Harvest by William Horwood

In the unlikely event that I have any 'regular readers', they might recall that I've previously praised William Horwood's Hyddenworld series, a quartet of novels about the 'hydden' - the small people who have lived secretly alongside humans for thousands of years, adept at 'hyddening' to make themselves go unnoticed. Each book corresponds to a different season and an increasingly urgent quest to recover four missing gems that will, ultimately restore the Earth to its natural balance and avert the end of time.
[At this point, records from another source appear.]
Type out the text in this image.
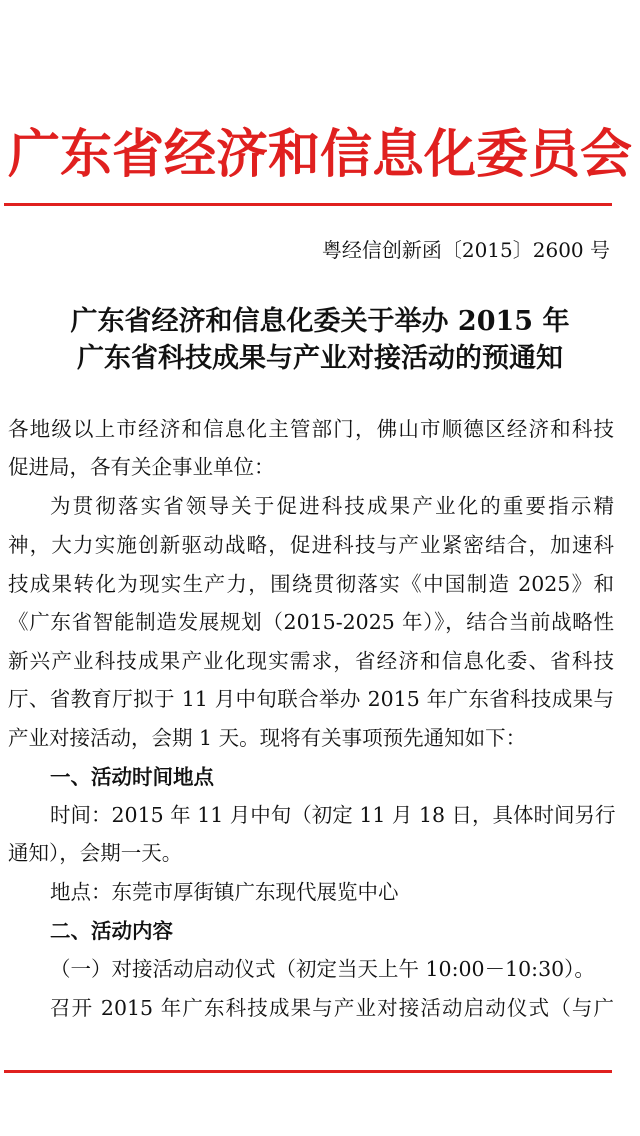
广东省经济和信息化委员会
粤经信创新函〔2015〕2600 号
广东省经济和信息化委关于举办 2015 年
广东省科技成果与产业对接活动的预通知
各地级以上市经济和信息化主管部门，佛山市顺德区经济和科技
促进局，各有关企事业单位：
为贯彻落实省领导关于促进科技成果产业化的重要指示精
神，大力实施创新驱动战略，促进科技与产业紧密结合，加速科
技成果转化为现实生产力，围绕贯彻落实《中国制造 2025》和
《广东省智能制造发展规划（2015-2025 年）》，结合当前战略性
新兴产业科技成果产业化现实需求，省经济和信息化委、省科技
厅、省教育厅拟于 11 月中旬联合举办 2015 年广东省科技成果与
产业对接活动，会期 1 天。现将有关事项预先通知如下：
一、活动时间地点
时间：2015 年 11 月中旬（初定 11 月 18 日，具体时间另行
通知），会期一天。
地点：东莞市厚街镇广东现代展览中心
二、活动内容
（一）对接活动启动仪式（初定当天上午 10:00－10:30）。
召开 2015 年广东科技成果与产业对接活动启动仪式（与广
That description makes the books sound rubbish. But bear with me: they aren't. They're rooted in British folklore and landscape, with an underlying environmental theme, and draw on ancient history and pre-Christian traditions. The characters, both human and hydden, are vividly realised, and the books seem to me to have more in common with, say, Watership Down, or Horwood's own Duncton Wood series, than they do with 'high' fantasy.

The latest Hyddenworld book is Harvest, the Autumn instalment in the quartet, and picks up the story pretty much where the previous book, Awakening, left off. I think most people would struggle to get to grips with Harvest if they hadn't read Hyddenworld and Awakening first; however, in case they haven't, there does appear to be a fair bit of recapping and exposition in Harvest which might grate a little on some readers who are familiar with the previous two novels - although personally I found it useful, as the Hyddenworld quartet is epic in scale with a huge cast of characters and a complex back-story of mythology and it's been around 18 months since I read Awakening.



Harvest is the darkest Hyddenworld novel so far. With a military coup putting the ancient hydden city of Brum in danger from the vicious Fyrd, and the Earth herself apparently wreaking revenge on humanity with a series of natural disasters, Harvest has its fair share of deaths, and there are times when much-loved characters suffer. However, there's still plenty of the warmth and hope and charm that has characterised the series so far, and once again, love in its truest and purest sense is a strong thread that runs through the narrative. There are heroes and villains, but as always, Horwood makes most of his characters far more complex than that, and it's not unusual for them to surprise us.

The novel starts relatively slowly - as did its predecessors - but builds to a conclusion that is genuinely nail-biting stuff as eccentric hero Bedwyn Stort races to find the gem of Autumn before Samhain and Brum battles the Fyrd. I can't wait to see what Winter brings for the Hyddenworld.